Court of Appeals of Georgia.
Bates, Kelehear & Starr, J. Raymond Bates, Jr., Harlan M. Starr, for appellant.
Jack O. Partain III, District Attorney, David W. McLeod, Assistant District Attorney, for appellee.
McMURRAY, Presiding Judge.
Defendant was tried before a jury and convicted on two counts of aggravated child molestation and three counts of child molestation. This appeal followed an order granting defendant's motion to file an *51 out-of-time appeal. Held:
1. Defendant contends the trial court erred in denying his motion for directed verdict of acquittal, arguing that the evidence was insufficient to support the verdicts.
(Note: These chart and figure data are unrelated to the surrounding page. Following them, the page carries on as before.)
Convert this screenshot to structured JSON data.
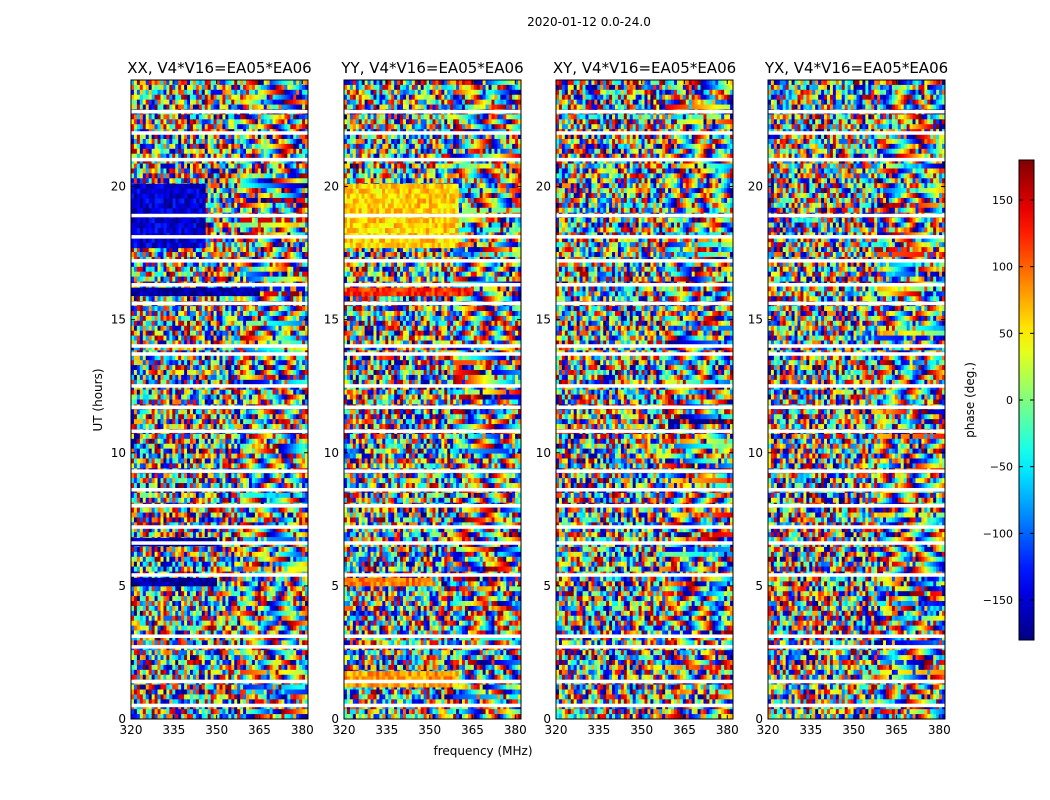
{
  "chart_data": {
    "type": "heatmap",
    "title": "2020-01-12 0.0-24.0",
    "xlabel": "frequency (MHz)",
    "ylabel": "UT (hours)",
    "xlim": [
      320,
      382
    ],
    "ylim": [
      0,
      24
    ],
    "x_ticks": [
      320,
      335,
      350,
      365,
      380
    ],
    "y_ticks": [
      0,
      5,
      10,
      15,
      20
    ],
    "colorbar": {
      "label": "phase (deg.)",
      "range": [
        -180,
        180
      ],
      "ticks": [
        -150,
        -100,
        -50,
        0,
        50,
        100,
        150
      ],
      "colormap": "jet",
      "colors": [
        "#00007f",
        "#0000ff",
        "#007fff",
        "#00ffff",
        "#7fff7f",
        "#ffff00",
        "#ff7f00",
        "#ff0000",
        "#7f0000"
      ]
    },
    "panels": [
      {
        "title": "XX, V4*V16=EA05*EA06"
      },
      {
        "title": "YY, V4*V16=EA05*EA06"
      },
      {
        "title": "XY, V4*V16=EA05*EA06"
      },
      {
        "title": "YX, V4*V16=EA05*EA06"
      }
    ],
    "flagged_ut_hours": [
      0.5,
      1.4,
      2.7,
      3.1,
      5.4,
      6.6,
      7.2,
      8.0,
      8.6,
      9.3,
      10.8,
      11.7,
      12.5,
      13.7,
      14.0,
      15.6,
      16.3,
      17.2,
      18.1,
      18.9,
      21.0,
      22.0,
      22.8
    ],
    "features": [
      {
        "panel": 0,
        "f0": 320,
        "f1": 346,
        "t0": 17.7,
        "t1": 20.1,
        "phase": -150,
        "note": "coherent low phase region"
      },
      {
        "panel": 1,
        "f0": 320,
        "f1": 360,
        "t0": 17.7,
        "t1": 20.1,
        "phase": 60,
        "note": "coherent high phase region"
      },
      {
        "panel": 0,
        "f0": 320,
        "f1": 365,
        "t0": 15.9,
        "t1": 16.2,
        "phase": -170
      },
      {
        "panel": 1,
        "f0": 320,
        "f1": 365,
        "t0": 15.9,
        "t1": 16.2,
        "phase": 120
      },
      {
        "panel": 0,
        "f0": 320,
        "f1": 350,
        "t0": 5.0,
        "t1": 5.3,
        "phase": -170
      },
      {
        "panel": 1,
        "f0": 320,
        "f1": 350,
        "t0": 5.0,
        "t1": 5.3,
        "phase": 90
      },
      {
        "panel": 0,
        "f0": 320,
        "f1": 350,
        "t0": 6.5,
        "t1": 6.8,
        "phase": -170
      },
      {
        "panel": 1,
        "f0": 320,
        "f1": 360,
        "t0": 1.2,
        "t1": 1.8,
        "phase": 80
      }
    ]
  }
}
"A directed verdict of acquittal in a criminal case is authorized only `(w)here there is no conflict in the evidence and the evidence introduced with all reasonable deductions and inferences therefrom shall demand a verdict of acquittal or "not guilty."' (Emphasis supplied.) OCGA § 17-9-1 (a). See Summers v. State, 99 Ga. App. 183 (108 SE2d 140). When . . . a conviction is upheld on appeal because the evidence is such that a rational trier of fact could find [the] appellant's guilt beyond a reasonable doubt, according to the standard in Jackson v. Virginia, 443 U.S. 307 (99 SC 2781, 61 LE2d 560), it cannot possibly be said the evidence demanded a verdict of acquittal." Miller v. State, 201 Ga. App. 108 (1) (410 SE2d 328).
In the case sub judice, the five-year-old victim testified and gave a detailed account of how defendant committed acts which constitute the crimes charged in the indictment. This evidence was sufficient to authorize the jury's finding that defendant is guilty, beyond a reasonable doubt, of two counts of aggravated child molestation and three counts of child molestation. Jackson v. Virginia, 443 U.S. 307, supra; Mantooth v. State, 197 Ga. App. 797, 798 (2) (399 SE2d 505). Consequently, the trial court did not err in denying defendant's motion for directed verdict of acquittal.
2. Defendant contends the trial court erred in allowing evidence of acts which form the basis of his 1985 conviction (entered pursuant to guilty pleas) for aggravated child molestation, enticing a child for indecent purposes and false imprisonment.
Officer Octavia Holboro testified that in 1985 an eight-year-old victim reported acts committed by defendant which constitute aggravated child molestation, enticing a child for indecent purposes and false imprisonment. Officer Holboro testified that defendant affirmed the young victim's account of the forced sexual encounter and that defendant entered guilty pleas to an indictment charging him with aggravated child molestation, enticing a child for indecent purposes and false imprisonment. Defendant argues that these prior criminal acts bare no similarity to the crimes charged in the case sub judice and should therefore not have been admitted into evidence at trial.
"`"The sexual abuse of young children, regardless of the sex of the victims or the nomenclature or type of acts (or other conduct) perpetrated upon them, is of sufficient similarity to make the evidence admissible." (Cits.)' Boynton v. State, 197 Ga. App. 149[, 150] (1) (397 SE2d 615) (1990)." Hall v. State, 204 Ga. App. 469, 471 (1) (419 SE2d 503). The act of sodomy which forms the basis of defendant's 1985 conviction for aggravated child molestation is virtually *52 identical to an act of sodomy which forms the basis of one charge of aggravated child molestation in the case sub judice. Further, defendant molested both victims in his home and he admonished both victims not to tell. These similarities are relevant to prove defendant's motive, intent, bent of mind, absence of mistake or accident, plan, scheme or course of conduct in committing at least one of the crimes charged in the case sub judice. Consequently, the trial court did not err in allowing evidence of acts which were the basis of defendant's 1985 conviction for aggravated child molestation, enticing a child for indecent purposes and false imprisonment. See Boynton v. State, 197 Ga. App. 149, 150 (1), supra.
Judgment affirmed. Cooper and Blackburn, JJ., concur.